Public Architecture Is Having a Renaissance
It is a well-known, if unfortunate, fact of urban life that municipal buildings often fail to live up to the high-minded ideals of their resident institutions. Though they may be dedicated to the practice of justice, education, sanitation, and public safety, many speak less to civic virtue than to budget constraints and bureaucratic compromise.
Over the last few years, however, a number of top architects have taken on modest municipal projects in New York , lending their considerable talents to everything from police and fire stations to neighborhood libraries, sanitation garages, and recycling plants.
In Long Island City, Queens, Steven Holl’s Hunters Point Community Library is likely to become the waterfront’s third landmark when it opens this summer, joining the Pepsi-Cola sign and ferry gantries. In the South Bronx, Bjarke Ingels ’ firm is designing NYPD's 40th police precinct house—the second outer-borough police station done by a big-name architect. Shortly before Rafael Viñoly designed 432 Park , the tallest residential tower in the western hemisphere, he busied himself with a Staten Island precinct house.
Hunters Point Community Library, Queens, New York.
The list goes on: Chicago-based Studio Gang is designing a firehouse in Brownsville, Brooklyn, and SOM a 911 call center in the Bronx.
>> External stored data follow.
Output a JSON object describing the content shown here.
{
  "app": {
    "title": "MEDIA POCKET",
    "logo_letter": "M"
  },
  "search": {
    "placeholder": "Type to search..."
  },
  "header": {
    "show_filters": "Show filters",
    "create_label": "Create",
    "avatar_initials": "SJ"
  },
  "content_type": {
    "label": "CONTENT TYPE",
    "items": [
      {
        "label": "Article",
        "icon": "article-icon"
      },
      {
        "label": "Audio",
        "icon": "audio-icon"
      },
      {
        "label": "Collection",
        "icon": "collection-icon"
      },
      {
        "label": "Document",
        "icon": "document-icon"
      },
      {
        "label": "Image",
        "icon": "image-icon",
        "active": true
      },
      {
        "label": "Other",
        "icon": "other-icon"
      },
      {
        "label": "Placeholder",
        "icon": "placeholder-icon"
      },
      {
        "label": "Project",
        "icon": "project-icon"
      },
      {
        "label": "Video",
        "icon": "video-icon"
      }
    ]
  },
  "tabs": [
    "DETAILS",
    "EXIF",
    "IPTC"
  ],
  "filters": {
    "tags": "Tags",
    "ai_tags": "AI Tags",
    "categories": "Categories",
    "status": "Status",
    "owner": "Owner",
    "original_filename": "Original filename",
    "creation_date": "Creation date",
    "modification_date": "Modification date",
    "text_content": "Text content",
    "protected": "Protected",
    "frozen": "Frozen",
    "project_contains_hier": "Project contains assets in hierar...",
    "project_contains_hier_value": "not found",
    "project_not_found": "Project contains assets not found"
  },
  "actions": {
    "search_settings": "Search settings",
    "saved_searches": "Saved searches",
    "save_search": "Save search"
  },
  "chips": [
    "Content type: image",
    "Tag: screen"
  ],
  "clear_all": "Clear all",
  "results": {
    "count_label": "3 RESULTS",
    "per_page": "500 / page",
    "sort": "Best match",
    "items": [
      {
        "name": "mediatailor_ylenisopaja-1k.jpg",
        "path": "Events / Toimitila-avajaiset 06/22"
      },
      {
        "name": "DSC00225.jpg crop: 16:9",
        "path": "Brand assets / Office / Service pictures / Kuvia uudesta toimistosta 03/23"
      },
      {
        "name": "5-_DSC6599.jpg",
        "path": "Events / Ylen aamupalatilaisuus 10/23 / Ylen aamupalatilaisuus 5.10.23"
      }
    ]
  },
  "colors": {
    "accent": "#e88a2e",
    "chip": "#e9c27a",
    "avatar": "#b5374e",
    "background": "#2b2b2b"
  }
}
Nothing, it seems, is too unglamorous, not even sanitation garages and recycling plants—with designs by Annabelle Selldorf and Richard Dattner having opened to much acclaim.
Such projects, though still scattered and few, suggest that civic architecture, largely neglected since the urban flight of the 1960s and '70s, is having a renaissance.
NYPD 40th Precinct, Bronx, New York.
“If these are not our most important structures, what are?” asked Nader Tehrani, dean of the Irwin S. Chanin School of Architecture at The Cooper Union. “Public projects should be deemed important because they have the ability to communicate to a large audience. They allow architects to execute their Hippocratic oath to better the built environment, to bring synthesis and integration into what could be haphazard spaces in the city.”
Not only do such projects often make a subtle case that public institutions still matter, but that good design can help overcome public aversion to some of the least beloved urban infrastructure.
When the Annabelle Selldorf –designed recycling transfer station opened in Sunset Park, Brooklyn, in 2013, for example, rather than bemoaning a blight on the gentrifying waterfront, visitors marveled that the facility interacted with the waterfront as elegantly as the multimillion condos Selldorf had designed in the West Chelsea area of Manhattan, highlighting the value of the work done there.
Sunset Park Material Recovery Facility, Brooklyn, New York.
“What makes it civic is that it’s a monumental expression of a very good value—recycling,” said Cynthia Kracauer, executive director of the Beverly Willis Architecture Foundation .
Manhattan's Spring Street Salt Shed and sanitation garage in Hudson Square, likewise, faced vehement opposition from wealthy SoHo residents when it was announced. But the result, designed by Dattner Architects with WXY Architecture and Urban Design, quickly became one of the most architecturally distinctive structures along the West Side Highway—a far better outcome than the bland condo tower that would have likely risen in its place.
121st Police Precinct Station House, Staten Island, New York.
While there is a precedent of major architects working on public projects—Richard Meier converting the Bell Laboratories building in the West Village into Westbeth Artist Housing—it was often earlier in their careers. Or, as with the Santiago Calatrava–designed Oculus or the renovation of the main public library, a sought-after monumental commission.
One of the major drivers of municipal starchitecture in recent years has been the Department of Design and Construction’s design excellence program, created under former mayor Michael Bloomberg, which annually selected two dozen elite and up-and-coming architecture firms to bid on city projects.
FDNY Fire Rescue 2, Brooklyn, New York.
While civic commissions are modest compared to those for a luxury condo, the draw is obvious, said Ms. Kracauer.
“I think each one of those starchitect projects has its own unique appeal—the sites, the challenges, the ability to interact with the public in a different way,” she said. “There is this holdover from the Frank Gehry [Guggenheim Museum] Bilbao, the idea that sufficiently ennobled design will become an attraction in and of itself.”